Welcome to the final entry in Verto’s blog series on AI in healthcare with Martin Persuad, our Director of AI & Technology Transformation.
To wrap up the series, we present the second episode of Verto Voices, an ongoing conversation where we profile some of Verto’s innovative digital health leaders. For this installment (full interview available here), we interviewed Martin for a deep dive into AI and it’s application in heatlhcare.
Q: We’ve been looking forward to this, Martin, so thanks for sitting with us today.Before we jump in, I want to take a minute to talk about what led you to where you are with Verto today. Your original educational and professional background is in finance, which is a good deal different from healthcare. Why the switch? Was there a particular opportunity that sparked your interest in making the pivot from finance to digital health?
A: I think I had a very different way into the space, although many people you meet do have a weird path into AI; It’s not just your typical engineers. There are a lot of those, but there are a lot of other people who found their place here. (In my case), I did a commerce degree first. I got my CACPA, completed my CFA exams, and followed the traditional path of wanting to be an auditor at Deloitte.

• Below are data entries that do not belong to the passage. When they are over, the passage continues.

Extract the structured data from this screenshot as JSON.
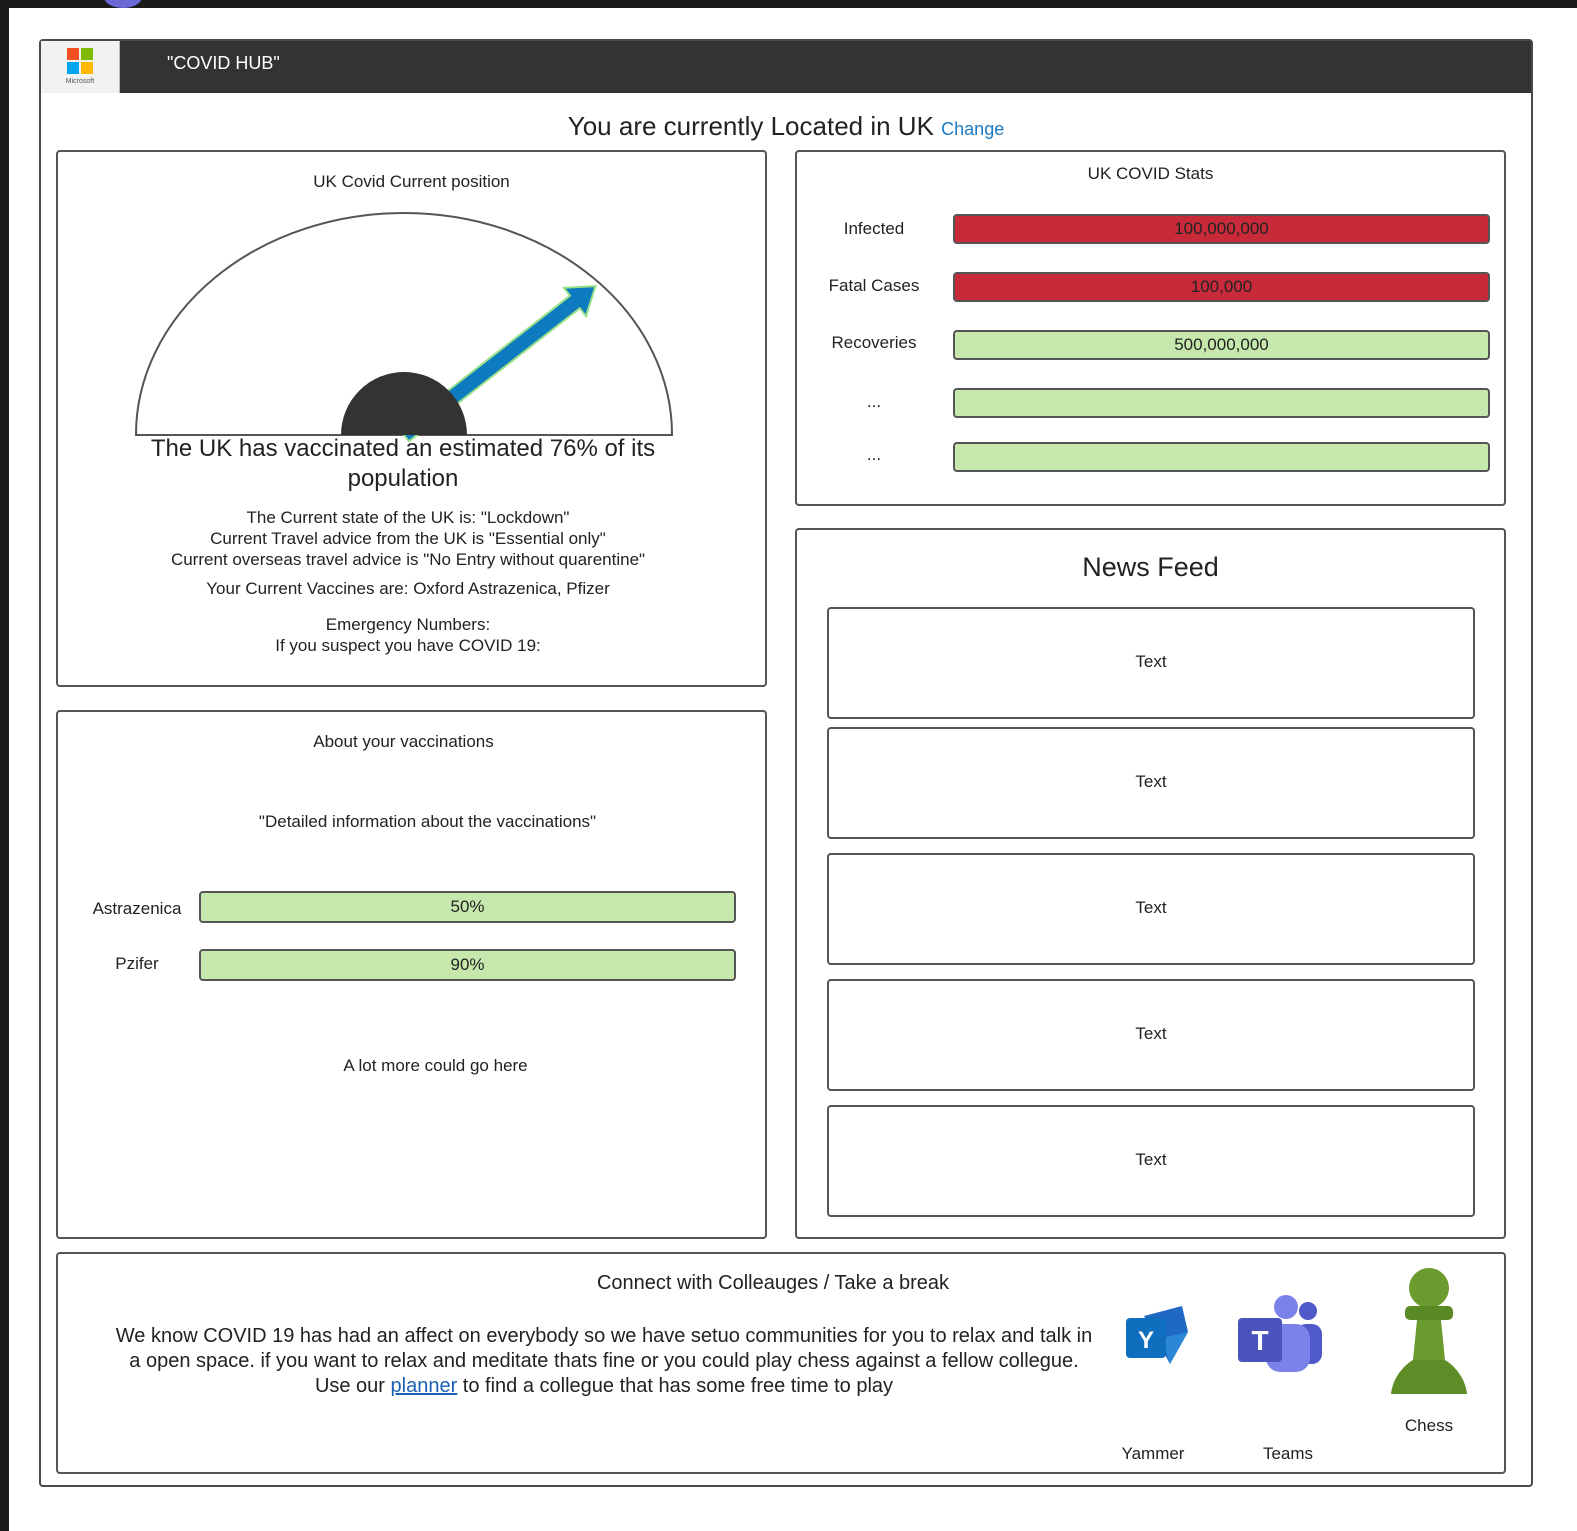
{
  "app": {
    "logo_text": "Microsoft",
    "title": "\"COVID HUB\""
  },
  "location": {
    "text": "You are currently Located in UK",
    "change_label": "Change"
  },
  "gauge_panel": {
    "title": "UK Covid Current position",
    "gauge_value_percent": 76,
    "headline": "The UK has vaccinated an estimated 76% of its population",
    "state_line": "The Current state of the UK is: \"Lockdown\"",
    "travel_line": "Current Travel advice from the UK is \"Essential only\"",
    "overseas_line": "Current overseas travel advice is \"No Entry without quarentine\"",
    "vaccines_line": "Your Current Vaccines are: Oxford Astrazenica, Pfizer",
    "emergency_line": "Emergency Numbers:",
    "suspect_line": "If you suspect you have COVID 19:"
  },
  "stats_panel": {
    "title": "UK COVID Stats",
    "rows": [
      {
        "label": "Infected",
        "value": "100,000,000",
        "color": "#c82a3a"
      },
      {
        "label": "Fatal Cases",
        "value": "100,000",
        "color": "#c82a3a"
      },
      {
        "label": "Recoveries",
        "value": "500,000,000",
        "color": "#c6e8ad"
      },
      {
        "label": "...",
        "value": "",
        "color": "#c6e8ad"
      },
      {
        "label": "...",
        "value": "",
        "color": "#c6e8ad"
      }
    ]
  },
  "about_panel": {
    "title": "About your vaccinations",
    "detail": "\"Detailed information about the vaccinations\"",
    "vaccines": [
      {
        "label": "Astrazenica",
        "value": "50%"
      },
      {
        "label": "Pzifer",
        "value": "90%"
      }
    ],
    "more": "A lot more could go here"
  },
  "news_panel": {
    "title": "News Feed",
    "items": [
      "Text",
      "Text",
      "Text",
      "Text",
      "Text"
    ]
  },
  "connect_panel": {
    "title": "Connect with Colleauges  / Take a break",
    "line1": "We know COVID 19 has had an affect on everybody so we have setuo communities for you to relax and talk in",
    "line2": "a open space. if you want to relax and meditate thats fine or you could play chess against a fellow collegue.",
    "line3_before": "Use our ",
    "line3_link": "planner",
    "line3_after": " to find a collegue that has some free time to play",
    "apps": [
      {
        "label": "Yammer",
        "icon": "yammer-icon"
      },
      {
        "label": "Teams",
        "icon": "teams-icon"
      },
      {
        "label": "Chess",
        "icon": "chess-pawn-icon"
      }
    ]
  },
  "colors": {
    "header": "#333333",
    "link": "#1a7ac4",
    "red_bar": "#c82a3a",
    "green_bar": "#c6e8ad",
    "needle": "#0e7ac0"
  }
}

Within a very short time, I found a lot of the audit work kind of monotonous, and I wanted to find new ways to automate it. I thought there were a lot of cool statistical ways to show that something was valid versus just brute-force testing. That was my very first experience with automation and applying slightly higher math than counting to achieve the same goal.

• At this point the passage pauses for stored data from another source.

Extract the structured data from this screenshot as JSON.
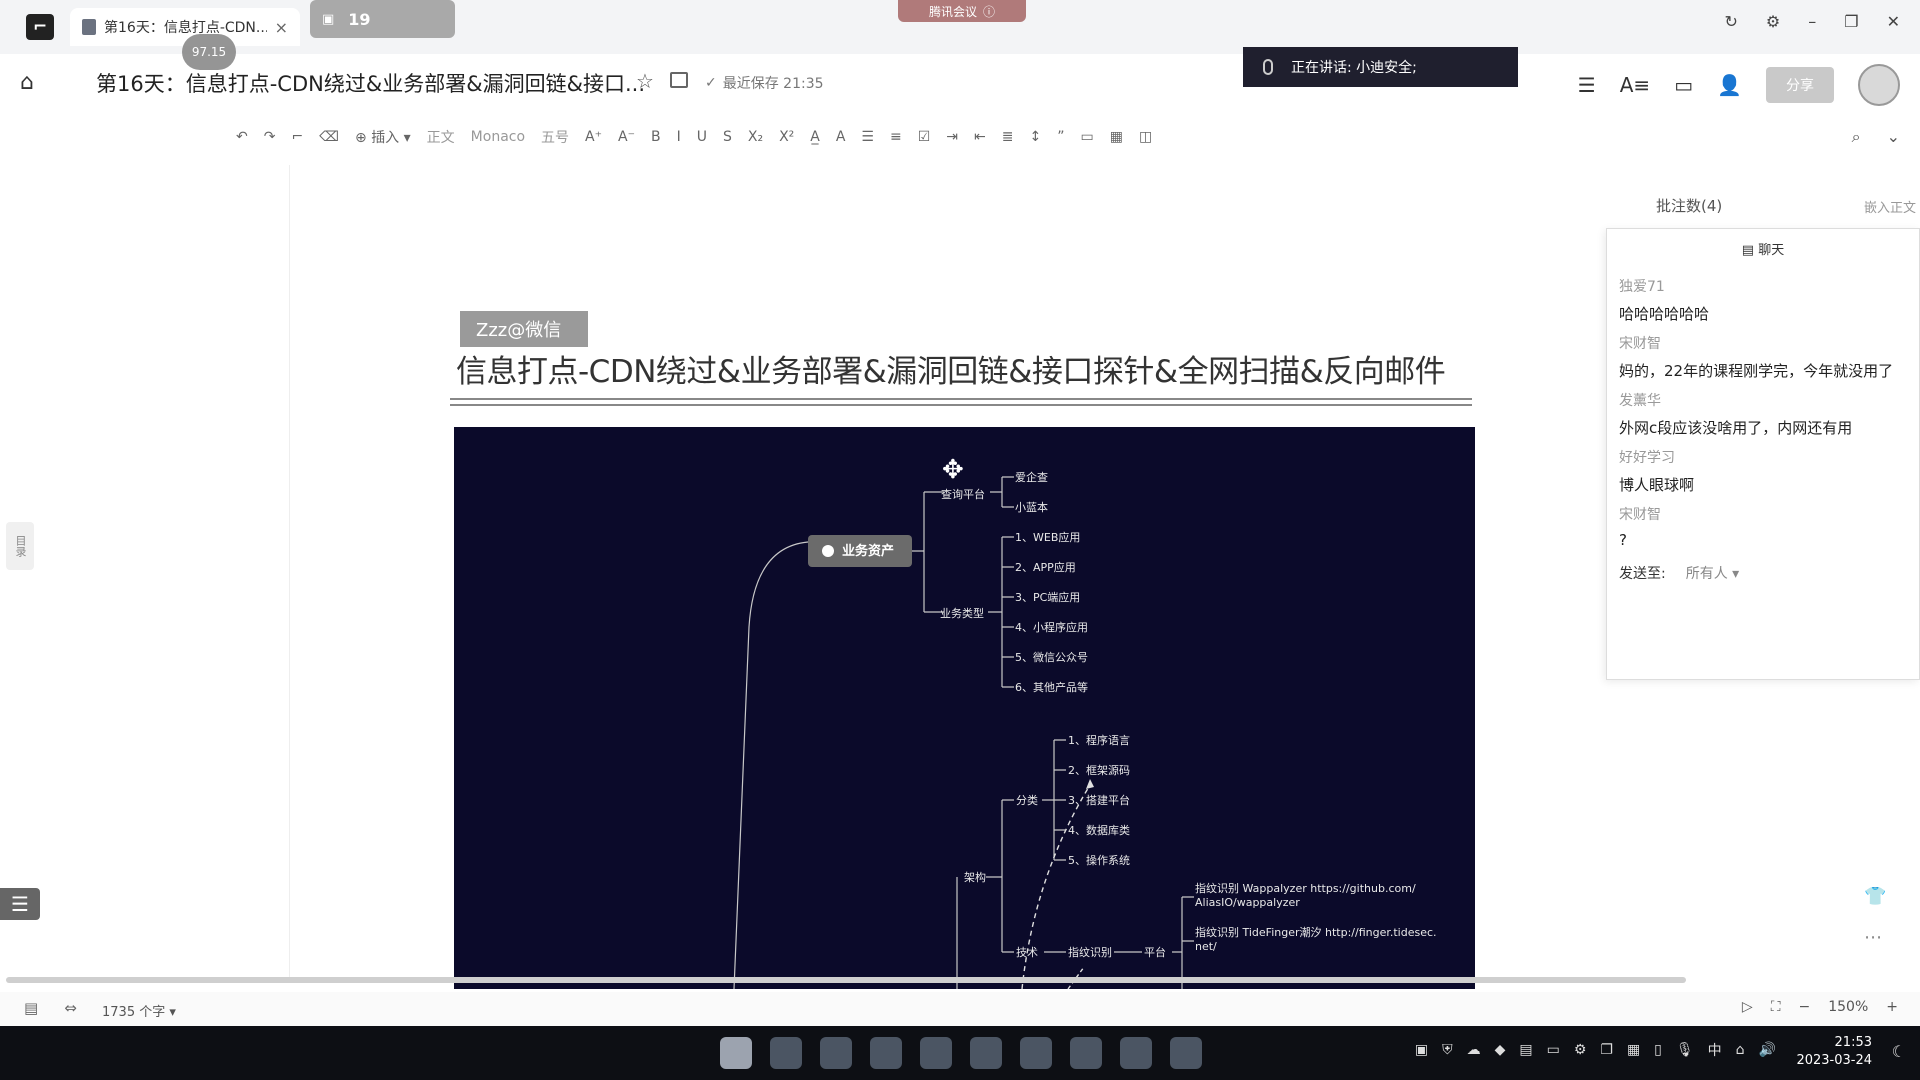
{
  "tabs": {
    "doc_tab_label": "第16天：信息打点-CDN...",
    "timer_bubble": "97.15",
    "second_tab_count": "19",
    "meeting_tab_label": "腾讯会议"
  },
  "header": {
    "doc_title": "第16天：信息打点-CDN绕过&业务部署&漏洞回链&接口...",
    "save_status": "最近保存 21:35",
    "speaking": "正在讲话: 小迪安全;",
    "share_label": "分享"
  },
  "toolbar": {
    "insert_label": "插入",
    "style_label": "正文",
    "font_label": "Monaco",
    "size_label": "五号"
  },
  "document": {
    "watermark": "Zzz@微信",
    "heading": "信息打点-CDN绕过&业务部署&漏洞回链&接口探针&全网扫描&反向邮件"
  },
  "mindmap": {
    "root": "业务资产",
    "query_platform": "查询平台",
    "query_items": [
      "爱企查",
      "小蓝本"
    ],
    "business_type": "业务类型",
    "business_items": [
      "1、WEB应用",
      "2、APP应用",
      "3、PC端应用",
      "4、小程序应用",
      "5、微信公众号",
      "6、其他产品等"
    ],
    "architecture": "架构",
    "classification": "分类",
    "class_items": [
      "1、程序语言",
      "2、框架源码",
      "3、搭建平台",
      "4、数据库类",
      "5、操作系统"
    ],
    "tech": "技术",
    "fingerprint": "指纹识别",
    "platform": "平台",
    "fp_items": [
      [
        "指纹识别 Wappalyzer https://github.com/",
        "AliasIO/wappalyzer"
      ],
      [
        "指纹识别 TideFinger潮汐 http://finger.tidesec.",
        "net/"
      ]
    ]
  },
  "right_panel": {
    "comments_count": "批注数(4)",
    "insert_to_body": "嵌入正文",
    "chat_title": "聊天",
    "messages": [
      {
        "name": "独爱71",
        "text": "哈哈哈哈哈哈"
      },
      {
        "name": "宋财智",
        "text": "妈的，22年的课程刚学完，今年就没用了"
      },
      {
        "name": "发薰华",
        "text": "外网c段应该没啥用了，内网还有用"
      },
      {
        "name": "好好学习",
        "text": "博人眼球啊"
      },
      {
        "name": "宋财智",
        "text": "?"
      }
    ],
    "send_to_label": "发送至:",
    "send_to_value": "所有人"
  },
  "toc_label": "目录",
  "status": {
    "word_count": "1735 个字",
    "zoom": "150%"
  },
  "taskbar": {
    "ime": "中",
    "time": "21:53",
    "date": "2023-03-24"
  }
}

I became very interested in finance instead of just basic auditing and accounting. I performed due diligence for venture capital and government funding for about 30 to 40 tech companies or tech projects that these companies undertook. From there, I thought, “I need to get into this space.” I got to see how transformative it could be and I started writing about it. So, I got seconded to Deloitte’s consulting team, where they researched how AI would impact the world. I think this was in about 2017.

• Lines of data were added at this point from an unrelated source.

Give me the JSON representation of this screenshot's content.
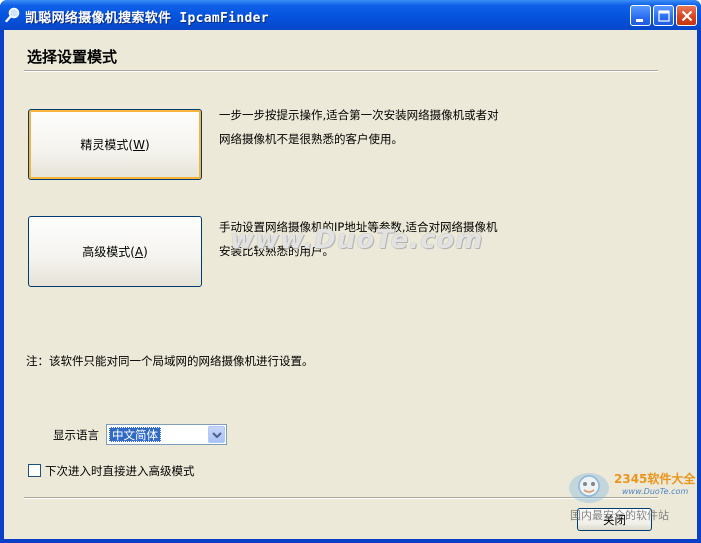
{
  "window": {
    "title": "凯聪网络摄像机搜索软件 IpcamFinder"
  },
  "titlebar_buttons": {
    "minimize_icon": "minimize-icon",
    "maximize_icon": "maximize-icon",
    "close_icon": "close-icon"
  },
  "main": {
    "heading": "选择设置模式",
    "wizard": {
      "label": "精灵模式(",
      "hotkey": "W",
      "label_end": ")",
      "desc_line1": "一步一步按提示操作,适合第一次安装网络摄像机或者对",
      "desc_line2": "网络摄像机不是很熟悉的客户使用。"
    },
    "advanced": {
      "label": "高级模式(",
      "hotkey": "A",
      "label_end": ")",
      "desc_line1": "手动设置网络摄像机的IP地址等参数,适合对网络摄像机",
      "desc_line2": "安装比较熟悉的用户。"
    },
    "note": "注：该软件只能对同一个局域网的网络摄像机进行设置。",
    "language": {
      "label": "显示语言",
      "selected": "中文简体"
    },
    "checkbox_label": "下次进入时直接进入高级模式",
    "close_button": "关闭"
  },
  "watermark": "www.DuoTe.com",
  "corner_watermark": {
    "brand": "2345软件大全",
    "url": "www.DuoTe.com",
    "text": "国内最安全的软件站"
  },
  "colors": {
    "titlebar": "#0552dc",
    "client_bg": "#ece9d8",
    "selection": "#316ac5",
    "focus_ring": "#f8b33a"
  }
}
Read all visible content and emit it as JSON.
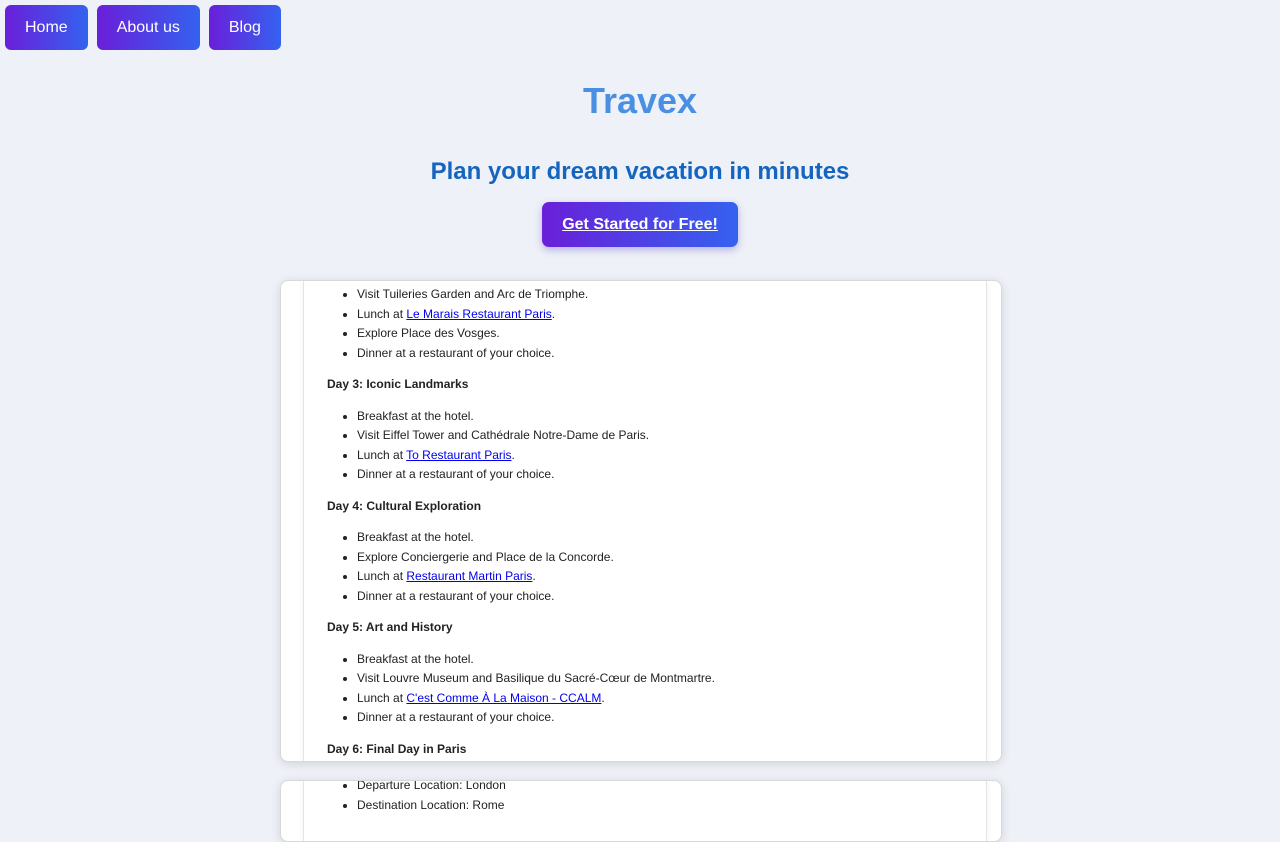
{
  "nav": {
    "home": "Home",
    "about": "About us",
    "blog": "Blog"
  },
  "hero": {
    "brand": "Travex",
    "tagline": "Plan your dream vacation in minutes",
    "cta": "Get Started for Free!"
  },
  "itinerary": {
    "day2_items": [
      {
        "text": "Visit Tuileries Garden and Arc de Triomphe."
      },
      {
        "pre": "Lunch at ",
        "link": "Le Marais Restaurant Paris",
        "post": "."
      },
      {
        "text": "Explore Place des Vosges."
      },
      {
        "text": "Dinner at a restaurant of your choice."
      }
    ],
    "day3_title": "Day 3: Iconic Landmarks",
    "day3_items": [
      {
        "text": "Breakfast at the hotel."
      },
      {
        "text": "Visit Eiffel Tower and Cathédrale Notre-Dame de Paris."
      },
      {
        "pre": "Lunch at ",
        "link": "To Restaurant Paris",
        "post": "."
      },
      {
        "text": "Dinner at a restaurant of your choice."
      }
    ],
    "day4_title": "Day 4: Cultural Exploration",
    "day4_items": [
      {
        "text": "Breakfast at the hotel."
      },
      {
        "text": "Explore Conciergerie and Place de la Concorde."
      },
      {
        "pre": "Lunch at ",
        "link": "Restaurant Martin Paris",
        "post": "."
      },
      {
        "text": "Dinner at a restaurant of your choice."
      }
    ],
    "day5_title": "Day 5: Art and History",
    "day5_items": [
      {
        "text": "Breakfast at the hotel."
      },
      {
        "text": "Visit Louvre Museum and Basilique du Sacré-Cœur de Montmartre."
      },
      {
        "pre": "Lunch at ",
        "link": "C'est Comme À La Maison - CCALM",
        "post": "."
      },
      {
        "text": "Dinner at a restaurant of your choice."
      }
    ],
    "day6_title": "Day 6: Final Day in Paris"
  },
  "second_card": {
    "departure": "Departure Location: London",
    "destination": "Destination Location: Rome"
  }
}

That gave me a good six months to focus on that space. I realized AI could have a big impact in many facets of the world, but healthcare stood to really benefit if it were applied correctly. Obviously at the time, I didn’t know that much about healthcare, but I thought I needed to get further into the space, and that meant going to industry.
And so I took my first leap into sales at a healthtech scale-up in Toronto. With every step I took, I just wanted to get deeper and deeper, and I definitely ran across some people who said, “You weren’t traditionally trained in the space.” So it took a while to credential, including a master’s degree that was based in AI after that. I feel like I’m now starting to get into it a bit more and growing the competencies I need.
Q: For folks who may not have much background knowledge of AI – can you give us the ‘Coles Notes’ version of your definition and perhaps break down the pieces it’s comprised of?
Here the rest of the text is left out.